S R T B H P N

Compound Objects

Synopsis:

The C++ language was built from the ground up to support user defined value types. It does that with copy constructors and copy assignment operators that allow the designer to implement deep copies. That makes the state of the destination object have the same value as the state of the source, but those states are independent. If the source changes its state later, that does not affect the state of the destination.

C++ provides destructors that are called when the thread of execution leaves the scope where the instance was declared. This means the developers have tight control over how and when an instance's resources are returned to the process, for use by other instances. More importantly, the users of C++ classes do not need to be aware of these resource allocations and deallocations. They simply use instances of the classes and the instances take care of all resource management.

The language also provides move construction and move assignment operations. Move construction builds an instance, taking ownership of another instance's state. This transfer is very efficient, usually effected with a pointer swap. Similarly, move assignment discards the destination's state and it takes ownership of the source's state.

Move operations usually only occur when the source is a temporary object, but the compiler can be coerced to execute a move on a non-temporary object by using the std::move(...) operation. Note that you need to be careful with this, as the source no longer owns it's former state and may be unable to continue. Essentially, the use of the std::move(...) is a promise not to use the source object any longer, or to reinitialize it in some effective way.

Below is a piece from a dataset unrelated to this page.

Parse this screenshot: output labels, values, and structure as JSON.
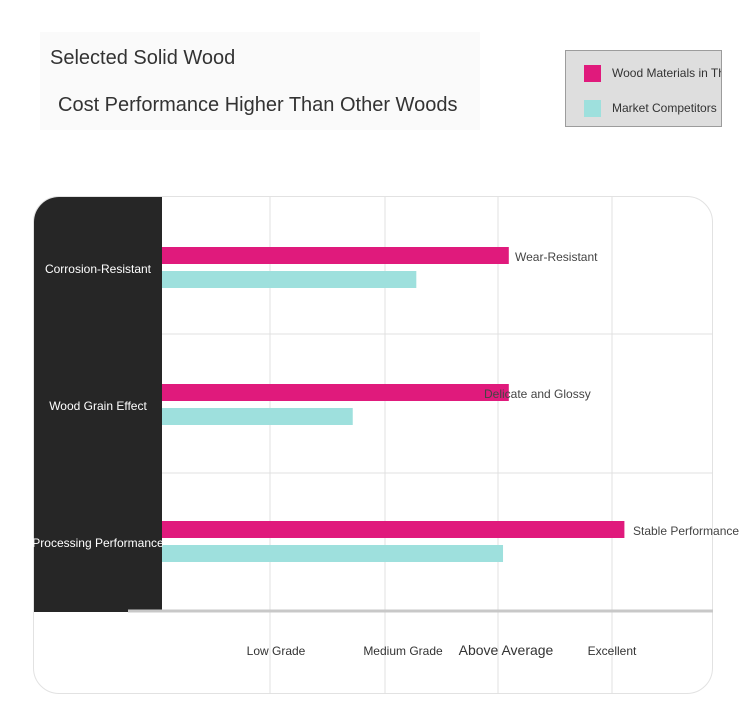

There are four class relationships, doc, we use to construct Object Oriented Designs: Inheritance, Composition, Aggregation, and Using. Inheritance is an "is-a" relationship. Composition is a strong ownership or "part-of" relationship. Aggregation is also a "part-of" relationship, but is weaker than composition because it does not guarantee that the aggregated part is owned, only that it can be owned by the aggregator. Finally, using is a dependency on an object that is not part of the user, was not created by the user, and should not be destroyed by the user.

Compound Object Example:

Construction Behaviors:

  1. An instance of C is always contained within the footprint of each instance of B.
  2. Clients of B do not see C's public interface. That is only accessible to B.
  3. Similarly, an instance of B is always contained within each instance of D.
  4. Since D derives from B via public inheritance, its public methods become public methods of D.
  5. The C++ language guarantees that a constructor call is made for the creation of every object even if the class designer did not provide constructors. It does that by generating default and copy constructors that do member-wise construction of the class's bases and data elements if the class definition does not explicitly provide them.
  6. Similarly, the language guarantees that a destructor call is made for every object as it leaves the scope in which it was declared, even if the class designer did not provide a destructor. In that case the compiler generates a destructor that does member-wise destruction of each of the class's bases and member data.
  7. Note: This means that you must always decide whether to provide default and copy constructors and destructors for every class you design.
  8. If a class's bases and member data have correct copy, assignment, and destruction semantics, then you don't need to, and should not, provide them. That is always true if your class holds only primitive types and containers from the Standard Template Library, or holds instances of classes for which that is true.
  9. If your class holds pointers to data on the heap, then you must provide copy, assignment, and destruction operations, or qualify those operations with delete.
  10. If you class holds any types that do not support copying or assignment, like mutexes and critical sections, then you must qualify copy, assignment, and destruction operations with delete.

Example Code:

Compound Objects CodeSnap, Code Doc

This code has classes C, B, D, and U, shown in the diagram above. All of these classes, in the demo code, have correct copy,assignment, destruction, and move semantics. So we normally would not provide those operations, deferring to the compiler generated ones.
However, they are provided here so that they can write to the console to indicate to you how and when they are called.